14. Op grond van het bepaalde in artikel 8:74 van de Awb wijst de rechtbank de Staat der Nederlanden aan als rechtspersoon ter vergoeding van het door eiseres betaalde griffierecht.
1. verklaart het beroep mede gericht tegen het intrekkingsbesluit van 20 oktober 2005 gegrond;
2. vernietigt het besluit van 16 september 2005;
3. vernietigt het besluit van 20 oktober 2005;
4. bepaalt dat verweerder binnen zes weken na verzending van de uitspraak een nieuw besluit neemt met inachtneming van deze uitspraak;
5. bepaalt dat de Staat der Nederlanden als rechtspersoon aan eiseres een dwangsom verbeurt van € 250,-- (zegge: tweehonderd en vijftig euro) voor elke dag dat de hiervoor bepaalde termijn wordt overschreden, tot en met de dag van bekendmaking van het besluit;
6. veroordeelt verweerder in de proceskosten, begroot op € 644,-- (zegge: zeshonderd en vierenveertig euro), te betalen door de Staat der Nederlanden aan eiseres;
7. wijst de Staat der Nederlanden aan als rechtspersoon ter vergoeding van het door eiseres betaalde griffierecht ad € 138,-- (zegge: honderd en achtendertig euro).
Gewezen door mr. drs.
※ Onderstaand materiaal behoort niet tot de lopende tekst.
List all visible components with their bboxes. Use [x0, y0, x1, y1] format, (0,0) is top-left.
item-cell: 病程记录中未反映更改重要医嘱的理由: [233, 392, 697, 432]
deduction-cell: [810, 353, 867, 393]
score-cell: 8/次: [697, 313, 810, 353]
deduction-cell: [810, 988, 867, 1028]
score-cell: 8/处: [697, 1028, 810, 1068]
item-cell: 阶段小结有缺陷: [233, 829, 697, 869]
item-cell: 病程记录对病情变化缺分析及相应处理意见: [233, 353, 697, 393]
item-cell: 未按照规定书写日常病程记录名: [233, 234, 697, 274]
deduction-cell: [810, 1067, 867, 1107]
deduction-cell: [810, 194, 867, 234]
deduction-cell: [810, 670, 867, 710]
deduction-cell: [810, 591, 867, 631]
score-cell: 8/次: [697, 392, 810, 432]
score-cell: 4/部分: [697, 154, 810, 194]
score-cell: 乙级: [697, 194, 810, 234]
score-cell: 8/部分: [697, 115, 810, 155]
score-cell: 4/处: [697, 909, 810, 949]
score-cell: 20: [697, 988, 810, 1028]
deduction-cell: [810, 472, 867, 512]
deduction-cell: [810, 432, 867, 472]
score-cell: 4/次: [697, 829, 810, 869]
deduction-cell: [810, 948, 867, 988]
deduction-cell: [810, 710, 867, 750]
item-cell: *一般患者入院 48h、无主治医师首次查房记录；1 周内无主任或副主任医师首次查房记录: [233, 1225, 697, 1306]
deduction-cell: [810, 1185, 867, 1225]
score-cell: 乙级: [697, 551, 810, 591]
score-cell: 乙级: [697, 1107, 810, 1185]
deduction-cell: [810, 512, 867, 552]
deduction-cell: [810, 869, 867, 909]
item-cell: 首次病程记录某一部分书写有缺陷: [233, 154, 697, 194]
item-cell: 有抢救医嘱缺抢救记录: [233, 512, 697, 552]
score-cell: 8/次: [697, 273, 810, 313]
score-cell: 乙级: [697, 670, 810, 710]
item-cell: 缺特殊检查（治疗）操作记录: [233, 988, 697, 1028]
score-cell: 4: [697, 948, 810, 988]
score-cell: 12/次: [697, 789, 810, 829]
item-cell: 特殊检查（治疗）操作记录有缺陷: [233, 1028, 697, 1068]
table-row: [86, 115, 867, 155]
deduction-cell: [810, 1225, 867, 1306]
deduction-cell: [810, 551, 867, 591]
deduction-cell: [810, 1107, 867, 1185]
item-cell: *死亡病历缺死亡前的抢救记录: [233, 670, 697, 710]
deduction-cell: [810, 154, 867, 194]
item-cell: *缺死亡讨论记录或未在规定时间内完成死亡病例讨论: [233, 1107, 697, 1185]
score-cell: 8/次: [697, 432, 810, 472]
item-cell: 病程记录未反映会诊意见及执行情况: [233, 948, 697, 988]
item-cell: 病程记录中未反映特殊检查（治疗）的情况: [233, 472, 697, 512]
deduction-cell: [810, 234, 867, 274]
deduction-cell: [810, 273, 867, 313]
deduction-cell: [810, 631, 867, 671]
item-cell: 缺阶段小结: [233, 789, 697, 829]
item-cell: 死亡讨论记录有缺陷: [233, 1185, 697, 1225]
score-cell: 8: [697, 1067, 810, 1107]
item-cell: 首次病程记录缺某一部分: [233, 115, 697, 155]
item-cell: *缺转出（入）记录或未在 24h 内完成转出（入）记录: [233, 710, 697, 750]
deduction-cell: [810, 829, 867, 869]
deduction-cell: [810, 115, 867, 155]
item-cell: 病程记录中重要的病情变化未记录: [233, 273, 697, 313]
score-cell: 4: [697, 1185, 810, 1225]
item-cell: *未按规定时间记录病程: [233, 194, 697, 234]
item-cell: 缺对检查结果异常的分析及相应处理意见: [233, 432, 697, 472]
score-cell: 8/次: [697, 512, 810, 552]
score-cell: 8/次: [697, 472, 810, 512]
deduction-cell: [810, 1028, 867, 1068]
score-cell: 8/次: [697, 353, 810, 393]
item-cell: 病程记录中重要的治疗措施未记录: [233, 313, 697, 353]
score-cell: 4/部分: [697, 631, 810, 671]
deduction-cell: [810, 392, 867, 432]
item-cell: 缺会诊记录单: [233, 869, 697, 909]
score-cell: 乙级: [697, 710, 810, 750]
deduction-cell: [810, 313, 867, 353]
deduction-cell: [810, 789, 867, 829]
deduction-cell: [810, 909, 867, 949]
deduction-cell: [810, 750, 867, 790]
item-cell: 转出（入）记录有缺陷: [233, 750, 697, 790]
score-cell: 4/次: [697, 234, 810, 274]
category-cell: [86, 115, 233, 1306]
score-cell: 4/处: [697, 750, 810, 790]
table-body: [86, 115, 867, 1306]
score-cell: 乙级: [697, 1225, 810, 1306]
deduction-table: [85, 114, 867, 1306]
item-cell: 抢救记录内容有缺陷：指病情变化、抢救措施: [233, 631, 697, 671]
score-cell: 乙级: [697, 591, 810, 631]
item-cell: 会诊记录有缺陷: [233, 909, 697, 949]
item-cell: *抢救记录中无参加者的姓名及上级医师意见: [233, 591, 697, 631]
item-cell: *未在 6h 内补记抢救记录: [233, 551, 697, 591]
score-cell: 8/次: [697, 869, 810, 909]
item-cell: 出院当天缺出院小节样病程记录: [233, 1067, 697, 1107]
H.J.M. Baldinger, voorzitter, in tegenwoordigheid van mr. E. van der Veer, griffier, en openbaar gemaakt op: 31 oktober 2005
De griffier De voorzitter
Afschrift verzonden op: 31 oktober 2005
Tegen deze uitspraak staat hoger beroep open op de Afdeling bestuursrechtspraak van de Raad van State (adres: Raad van State, Afdeling bestuursrechtspraak, Hoger beroep vreemdelingenzaken, Postbus 16113, 2500 BC 's-Gravenhage). De termijn voor het instellen van hoger beroep bedraagt vier weken. Naast de vereisten waaraan het beroepschrift moet voldoen op grond van artikel 6:5 van de Awb (zoals het overleggen van een afschrift van deze uitspraak) dient het beroepschrift ingevolge artikel 85, eerste lid, van de Vw 2000 een of meer grieven te bevatten. Artikel 6:6 van de Awb (herstel verzuim) is niet van toepassing.